The forum convened this week underscores a deliberate political stance. Rather than conforming to the budgetary adjustments typically demanded by creditors, the executive branch seeks to develop a robust technical and academic argument for alternative strategies. These potential avenues, which participants are expected to explore, include orderly debt restructuring, extending maturity periods, and enhancing the mobilization of domestic resources. The participation of Asian economists, hailing from countries that have navigated their own balance of payments crises, aims to enrich a discourse still predominantly shaped by Western paradigms.
a political message to financial partners
The timing of this event is far from coincidental. By bringing together critics of austerity policies just weeks after the de facto suspension of discussions with the FMI, Ousmane Sonko is sending a clear signal to financial partners. The Prime Minister, a pivotal figure in Senegal’s 2024 political shift, has positioned economic sovereignty as a cornerstone of his agenda. His direct involvement in the conference elevates its significance beyond a mere academic seminar.

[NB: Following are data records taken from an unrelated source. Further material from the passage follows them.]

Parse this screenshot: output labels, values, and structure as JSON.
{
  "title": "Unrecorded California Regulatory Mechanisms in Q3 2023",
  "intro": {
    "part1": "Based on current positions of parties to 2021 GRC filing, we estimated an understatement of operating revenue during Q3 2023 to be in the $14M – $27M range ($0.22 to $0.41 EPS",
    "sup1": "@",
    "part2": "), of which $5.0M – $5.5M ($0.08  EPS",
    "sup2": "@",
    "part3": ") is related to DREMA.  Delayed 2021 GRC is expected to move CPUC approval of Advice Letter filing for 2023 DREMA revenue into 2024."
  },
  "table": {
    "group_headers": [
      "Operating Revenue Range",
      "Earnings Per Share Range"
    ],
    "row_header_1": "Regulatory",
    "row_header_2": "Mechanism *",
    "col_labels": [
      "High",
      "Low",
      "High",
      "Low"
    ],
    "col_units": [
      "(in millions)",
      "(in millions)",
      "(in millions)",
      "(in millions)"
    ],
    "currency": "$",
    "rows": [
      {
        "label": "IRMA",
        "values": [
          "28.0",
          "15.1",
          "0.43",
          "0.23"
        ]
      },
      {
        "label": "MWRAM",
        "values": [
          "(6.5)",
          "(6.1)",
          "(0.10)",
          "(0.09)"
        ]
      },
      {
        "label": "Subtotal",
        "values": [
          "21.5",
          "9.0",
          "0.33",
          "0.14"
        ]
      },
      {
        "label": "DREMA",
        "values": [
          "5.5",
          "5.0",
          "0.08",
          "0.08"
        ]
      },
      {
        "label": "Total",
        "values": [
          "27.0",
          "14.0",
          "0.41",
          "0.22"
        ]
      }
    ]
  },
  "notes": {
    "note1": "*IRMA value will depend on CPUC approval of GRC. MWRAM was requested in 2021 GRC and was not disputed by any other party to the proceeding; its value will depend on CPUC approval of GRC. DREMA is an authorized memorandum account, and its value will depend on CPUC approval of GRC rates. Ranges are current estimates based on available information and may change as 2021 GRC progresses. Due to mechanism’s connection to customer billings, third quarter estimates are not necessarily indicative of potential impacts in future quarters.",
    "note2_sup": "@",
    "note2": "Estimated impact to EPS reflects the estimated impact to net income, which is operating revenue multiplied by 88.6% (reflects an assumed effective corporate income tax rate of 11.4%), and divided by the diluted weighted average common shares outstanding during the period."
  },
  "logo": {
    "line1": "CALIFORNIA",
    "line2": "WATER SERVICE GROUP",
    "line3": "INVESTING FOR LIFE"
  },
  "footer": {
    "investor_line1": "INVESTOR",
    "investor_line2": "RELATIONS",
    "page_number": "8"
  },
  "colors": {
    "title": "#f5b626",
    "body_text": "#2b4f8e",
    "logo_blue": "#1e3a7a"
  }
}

For the organizers, the goal is to demonstrate that viable policy space exists outside of conventional financial programs. This position aligns with a broader trend across the African continent, where several governments are re-evaluating the conditionalities attached to multilateral financing. From Ghana to Zambia and Ethiopia, recent debt restructuring experiences have contributed to a growing body of literature from which Dakar intends to draw lessons. Nevertheless, unlike these neighbors, Senegal is not formally in default and thus maintains, albeit limited, access to regional markets.
credible alternatives to austerity measures
Fundamentally, the alternatives proposed by the assembled economists revolve around several key pillars. The first concerns taxation: broadening the tax base, combating illicit financial flows, and renegotiating certain extractive contracts, particularly in the hydrocarbon sector, which commenced production in 2024. The second addresses the debt architecture itself, with the concept of prioritizing instruments denominated in local currency or indexed to future revenues. The third pillar emphasizes regional coordination within the framework of the West African Economic and Monetary Union (UEMOA).
These proposals are not without their complexities. A firm stance towards the FMI could potentially increase the risk premium demanded by investors, even as the Senegalese Treasury remains dependent on regular issuances in the public securities market. Furthermore, any renegotiation will inevitably require dialogue with eurobond holders, whose interests may diverge from those of bilateral creditors. In practice, the government’s political maneuverability will depend on its ability to skillfully articulate a sovereignist discourse while projecting signals of financial credibility.
Beyond the announcements, the events unfolding this week in Dakar will be closely watched by capitals across the sub-region and by rating agencies. They could potentially herald a new round of negotiations with lenders, or conversely, prolong a standoff whose budgetary cost continues to escalate quarterly. The forum’s conclusions are slated for presentation to the government upon the completion of its work.